Worker crash with: Didn't find right amount of data in todo!: null does no create error. file
leadbi opened this issue · comments
Describe the bug
While reviewing the logs we noticed a lot of restarts of workers with this crash:
2023-06-19T05:37:45.420Z [CRIT] [-] [outbound] Didn't find right amount of data in todo!: null
2023-06-19T05:37:45.423Z [CRIT] [-] [core] Error [ERR_UNHANDLED_ERROR]: Unhandled error. ("Didn't find right amount of data in todo!: null")
2023-06-19T05:37:45.423Z [CRIT] [-] [core] at new NodeError (node:internal/errors:387:5)
2023-06-19T05:37:45.423Z [CRIT] [-] [core] at HMailItem.emit (node:events:502:17)
2023-06-19T05:37:45.423Z [CRIT] [-] [core] at /opt/swiftmta/node_modules/Haraka/outbound/hmail.js:114:26
2023-06-19T05:37:45.423Z [CRIT] [-] [core] at ReadStream.<anonymous> (/opt/swiftmta/node_modules/Haraka/outbound/hmail.js:153:13)

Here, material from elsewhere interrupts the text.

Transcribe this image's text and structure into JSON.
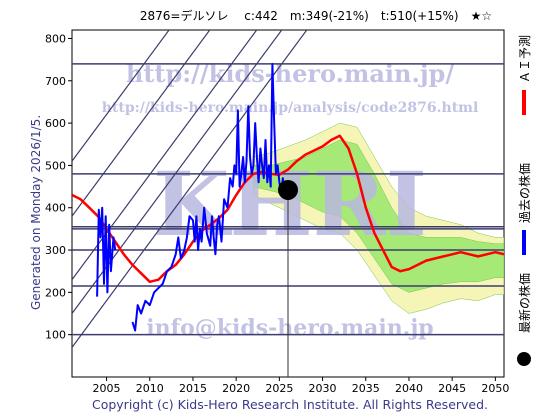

2023-06-19T05:37:45.423Z [CRIT] [-] [core] at ReadStream.emit (node:events:513:28)
2023-06-19T05:37:45.423Z [CRIT] [-] [core] at endReadableNT (node:internal/streams/readable:1358:12)
2023-06-19T05:37:45.423Z [CRIT] [-] [core] at processTicksAndRejections (node:internal/process/task_queues:83:21)
and the error. file was not created causing workers to crash over and over again.
Expected behavior
When this error happens a .error file should be created in the queue.
Observed behavior
The error. file was not created causing workers to crash over and over again.
Steps To Reproduce
This can be reproduced by corrupting a file in the queue.
We are not sure what caused the queue file to be corrupted in the first place leading to this issue.
System Info:
Haraka | 2.8.28
Node | v16.19.0
OS | Linux mta1.mailgyn.com 5.15.0-75-generic #82-Ubuntu SMP Tue Jun 6 23:10:23 UTC 2023 x86_64 x86_64 x86_64 GNU/Linux
openssl | OpenSSL 3.0.2 15 Mar 2022 (Library: OpenSSL 3.0.2 15 Mar 2022)
Additional context
We use Haraka to send outbound email.
I think this issue is caused by this line:
Line 113 in 5c30916
I think emit should be called after the file is renamed.